Some alleged Van Gundy only got that Badgers job for his ability to recruit Sam Okey, a state preps phenom, one of several slights the coach has endured through the years. He was famously nudged aside -- or stepped down willingly, depending on the version you prefer -- from Miami's top job in December 2005 when Riley un-retired as a coach and guided the Heat to the NBA title that June. Van Gundy got the Orlando job as the second choice after Florida's Billy Donovan changed his mind, a move that led the Magic to refund tickets bought in the initial excitement about the Gators' coach. Three months ago, after Van Gundy tweaked Shaquille O'Neal about flopping in an Orlando-Phoenix game, the Suns' center went big caliber on him, blasting the Magic coach as a "front-runner" and "a master of panic."

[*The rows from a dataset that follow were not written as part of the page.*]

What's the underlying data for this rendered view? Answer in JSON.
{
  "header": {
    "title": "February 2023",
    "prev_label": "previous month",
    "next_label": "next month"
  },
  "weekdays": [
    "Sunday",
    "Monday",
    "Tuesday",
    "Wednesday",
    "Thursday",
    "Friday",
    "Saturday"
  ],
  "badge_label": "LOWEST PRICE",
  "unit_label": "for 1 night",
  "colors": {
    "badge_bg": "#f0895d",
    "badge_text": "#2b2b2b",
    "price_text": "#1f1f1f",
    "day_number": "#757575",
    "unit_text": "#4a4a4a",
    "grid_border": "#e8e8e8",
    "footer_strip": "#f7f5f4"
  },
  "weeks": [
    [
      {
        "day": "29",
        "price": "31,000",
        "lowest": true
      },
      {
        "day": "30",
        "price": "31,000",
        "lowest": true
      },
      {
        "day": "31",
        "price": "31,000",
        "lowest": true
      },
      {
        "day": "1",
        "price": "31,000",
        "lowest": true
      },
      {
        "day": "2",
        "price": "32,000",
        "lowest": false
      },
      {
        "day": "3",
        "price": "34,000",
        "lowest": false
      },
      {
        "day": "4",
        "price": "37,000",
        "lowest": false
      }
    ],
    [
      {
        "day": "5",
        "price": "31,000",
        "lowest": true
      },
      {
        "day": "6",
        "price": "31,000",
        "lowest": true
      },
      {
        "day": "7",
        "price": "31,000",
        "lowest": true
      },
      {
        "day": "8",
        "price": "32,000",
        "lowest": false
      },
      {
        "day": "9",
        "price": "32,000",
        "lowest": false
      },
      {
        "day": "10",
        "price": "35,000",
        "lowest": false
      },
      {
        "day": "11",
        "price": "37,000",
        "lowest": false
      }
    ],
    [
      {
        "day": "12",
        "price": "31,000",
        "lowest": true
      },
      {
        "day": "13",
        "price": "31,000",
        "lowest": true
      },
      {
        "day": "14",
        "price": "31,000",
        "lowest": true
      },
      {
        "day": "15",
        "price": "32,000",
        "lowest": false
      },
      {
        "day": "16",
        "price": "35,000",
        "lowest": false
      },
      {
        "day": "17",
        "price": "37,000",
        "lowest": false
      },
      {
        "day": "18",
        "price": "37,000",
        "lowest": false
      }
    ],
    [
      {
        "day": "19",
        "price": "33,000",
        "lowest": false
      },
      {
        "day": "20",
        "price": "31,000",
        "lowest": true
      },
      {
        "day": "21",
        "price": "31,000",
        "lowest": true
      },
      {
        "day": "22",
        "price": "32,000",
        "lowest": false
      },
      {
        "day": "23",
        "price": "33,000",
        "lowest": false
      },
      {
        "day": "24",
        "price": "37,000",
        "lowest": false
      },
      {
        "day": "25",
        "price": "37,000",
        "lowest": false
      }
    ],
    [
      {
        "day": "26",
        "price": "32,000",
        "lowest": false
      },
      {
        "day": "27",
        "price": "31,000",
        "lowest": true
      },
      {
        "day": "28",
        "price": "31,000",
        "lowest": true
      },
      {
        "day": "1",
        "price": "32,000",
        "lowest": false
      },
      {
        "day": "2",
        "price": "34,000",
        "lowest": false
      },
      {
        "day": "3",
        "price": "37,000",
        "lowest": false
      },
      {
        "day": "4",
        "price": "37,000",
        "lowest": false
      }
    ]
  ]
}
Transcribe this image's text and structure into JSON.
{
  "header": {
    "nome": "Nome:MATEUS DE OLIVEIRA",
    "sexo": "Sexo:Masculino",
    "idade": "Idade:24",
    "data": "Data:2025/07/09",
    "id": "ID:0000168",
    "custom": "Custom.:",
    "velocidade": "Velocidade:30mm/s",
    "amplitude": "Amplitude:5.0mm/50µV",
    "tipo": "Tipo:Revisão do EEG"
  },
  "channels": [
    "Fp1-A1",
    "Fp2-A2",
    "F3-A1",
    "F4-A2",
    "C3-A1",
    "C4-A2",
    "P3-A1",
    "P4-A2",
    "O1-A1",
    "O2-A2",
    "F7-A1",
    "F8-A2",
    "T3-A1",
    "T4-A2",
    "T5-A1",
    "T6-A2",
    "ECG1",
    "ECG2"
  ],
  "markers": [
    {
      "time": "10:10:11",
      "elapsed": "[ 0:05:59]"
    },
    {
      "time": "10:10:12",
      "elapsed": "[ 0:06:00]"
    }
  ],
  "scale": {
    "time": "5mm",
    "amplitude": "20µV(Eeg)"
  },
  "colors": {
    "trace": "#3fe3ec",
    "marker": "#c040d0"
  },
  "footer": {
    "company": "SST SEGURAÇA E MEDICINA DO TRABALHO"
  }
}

And yet, O'Neal missed the playoffs entirely. Donovan still is in Gainesville after a 9-7 SEC finish and an NIT berth this spring. Stanko Barac -- the 7-foot-1 Bosnian chosen at No. 39 with the 2007 draft pick Miami demanded from Orlando as compensation for losing "consultant" Van Gundy -- has a five-year deal with Tau Ceramica in the Euroleague. Meanwhile, here is Van Gundy, the fastest coach in Magic history to reach 100 victories, still working games while brother Jeff figures out what to say about him from the ABC broadcast table, most likely cutting through the style-vs.-substance junk.
"I know people analyze his facial expression a lot," Jeff Van Gundy said in a pre-Finals conference call, "but if you look at most coaches when they're in the midst of the playoffs, you don't see a lot of joy until you finish off a series or a championship, because basically, when you win it's a relief and when you lose it's one step closer to elimination."
Said Nets president Rod Thorn: "I think he's one of the better coaches in the league. They made nice adjustments in their games. I thought he did a heck of a job in Miami when he was there. ... He's like a stream of consciousness. Whatever comes out, comes out, more so than most coaches. Sometimes it may upset players a little bit, but he's a passionate guy, he cares, and I think they take it for what it is for the most part."
Don't look now, but the second banana, one with more than a few bruises, is in the spotlight now. He's not LeBron-Kobe, but Stan Van is entertainment of a different sort for these Finals.